The huge state, with its wide range of geography and climate, is thinking creatively to avoid water crises
As Californian dry seasons become more brutal, the state finds itself in need of more water storage. Environmental concerns and a changing demand structure are sparking some creative thinking to take advantage of natural topography and to avoid the traditional go-to solution of building more dams.
In an article for Water Deeply, Barry Nelson outlined three factors that make water storage such a central and current issue for Californians:
- California is very dry for six months out of the year, with heightened demand in summer.
- 75% of demand comes from the south, while 70% of the precipitation falls on the northern part of the state.
- California has one of the world’s most variable climates.
From 1923 to 1978, water agencies built 800 dams in California, but as Nelson reported, there’s a downside to damming rivers. Dams above the Sacramento-San Joaquin Delta are responsible for decimating rivers and their wildlife, including fish and the fishing economy.
Dams may be optimal for large volume average deliveries, but water conservation efforts have been so successful that the focus of water management has shifted from ensuring large average volume delivery toward ensuring water will not run out during dry years. Nelson said:
Today, water managers have found ways to store water without environmental damage and, in some cases, with significant fish and wildlife benefits.
California is taking bold steps to avert future water crises. In 2014, Californians passed the Water Quality, Supply, and Infrastructure Improvement Act (Proposition 1), which provides $7.5 billion not only for water storage proposals, but also for environmental protection of water resources. Decisions on how projects will proceed have not been finalized, and some proposals have faced contention.
For example, speaking generally about California’s large storage projects, The Mercury News quoted Kyle Jones, a Sierra Club advocate, as saying, “It’s not fair for people in Redding to subsidize a dam in Los Angeles unless the whole state is benefiting.” This perennial funding issue often raises its head when water management goes large, and consensus must be built over a vast geographic area comprised of many towns, cities, and communities.
In one Proposition 1 proposal in Southern California, the Los Angeles Department of Water and Power hopes to recharge a natural aquifer in the San Fernando Valley with recycled water, metropolitan stormwater, and water from the Sacramento-San Joaquin Delta during years when water is plentiful.
California has long relied on large spreading basins to recharge aquifers with captured precipitation.

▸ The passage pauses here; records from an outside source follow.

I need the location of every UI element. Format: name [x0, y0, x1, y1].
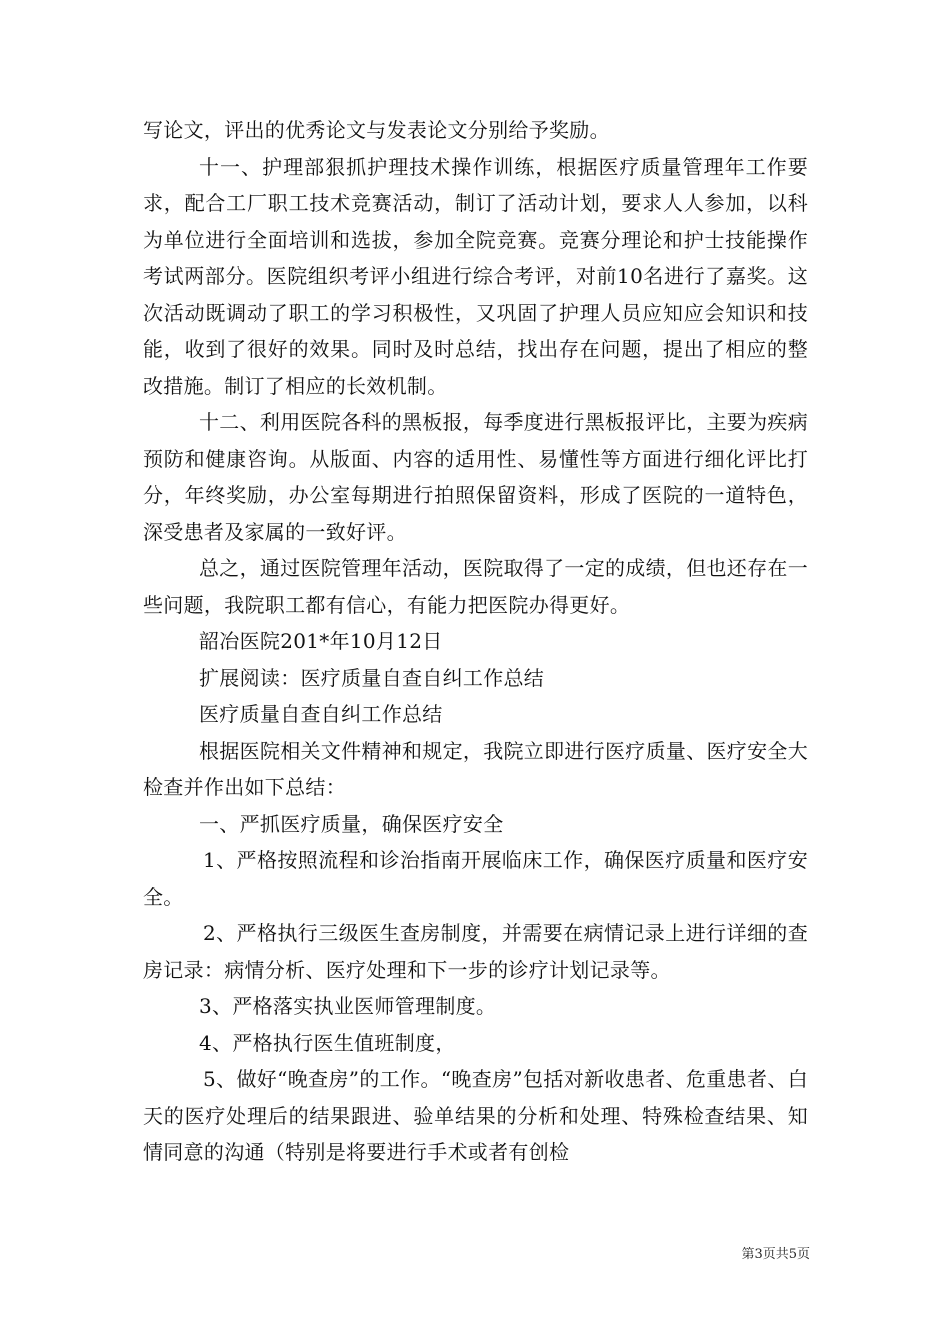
paragraph-intro: 根据医院相关文件精神和规定，我院立即进行医疗质量、医疗安全大检查并作出如下总结： [143, 738, 808, 799]
extended-reading-heading: 扩展阅读：医疗质量自查自纠工作总结 [199, 665, 545, 690]
paragraph-2: 十一、护理部狠抓护理技术操作训练，根据医疗质量管理年工作要求，配合工厂职工技术竞赛活动，制订了活动计划，要求人人参加，以科为单位进行全面培训和选拔，参加全院竞赛。竞赛分理论和护士技能操作考试两部分。医院组织考评小组进行综合考评，对前10名进行了嘉奖。这次活动既调动了职工的学习积极性，又巩固了护理人员应知应会知识和技能，收到了很好的效果。同时及时总结，找出存在问题，提出了相应的整改措施。制订了相应的长效机制。 [143, 154, 808, 398]
list-item-2: 2、严格执行三级医生查房制度，并需要在病情记录上进行详细的查房记录：病情分析、医疗处理和下一步的诊疗计划记录等。 [143, 921, 808, 982]
document-body [143, 112, 808, 1171]
paragraph-4: 总之，通过医院管理年活动，医院取得了一定的成绩，但也还存在一些问题，我院职工都有信心，有能力把医院办得更好。 [143, 556, 808, 617]
paragraph-1: 写论文，评出的优秀论文与发表论文分别给予奖励。 [143, 118, 610, 142]
list-item-3: 3、严格落实执业医师管理制度。 [199, 994, 497, 1018]
section-title: 医疗质量自查自纠工作总结 [199, 702, 443, 726]
signature-line: 韶冶医院201*年10月12日 [199, 629, 443, 653]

But, the Los Angeles aquifer storage project must first overcome an environmental obstacle because much of Los Angeles’s aquifer is a Superfund site contaminated by solvents from the aerospace industry. The contaminated groundwater must be first pumped out and purified.
Mark Gold, UCLA Associate Vice Chancellor for Environment & Sustainability, explains that purified water from the aquifer will be added to “treated water from the L.A. Aqueduct Filtration Plant for delivery to L.A. Department of Water and Power (LADWP) customers.”
California’s new storage project proposals hope to take advantage of the new strategic current of decentralization by siting near demand sources. Contra Costa Water District plans to increase the capacity of the Los Vaqueros Reservoir to buffer the impact of droughts on the Bay Area. Not only would the reservoir store more water for dry years, but investment in water infrastructure near the served communities helps establish local control.
As part of the deal, the proposal would also divert a large portion of the increased water capacity toward restoring waterfowl habitat damaged by previous dam construction.
The proposal might well increase water storage significantly, but it faces hurdles in its quest for Proposition 1 funding. Paul Rogers reported in The Mercury News that:
[S]tate water officials […] announced none of the proposals — including raising Contra Costa County’s Los Vaqueros Dam […] — provide the public benefits that their supporters claim, potentially putting their state funding at risk.
But, while much of the money set aside by Proposition 1 has yet to be attached to projects, proponents are trying to build on its success so far. In 2018, voters in the state may see two more water-related bond measures on their ballots.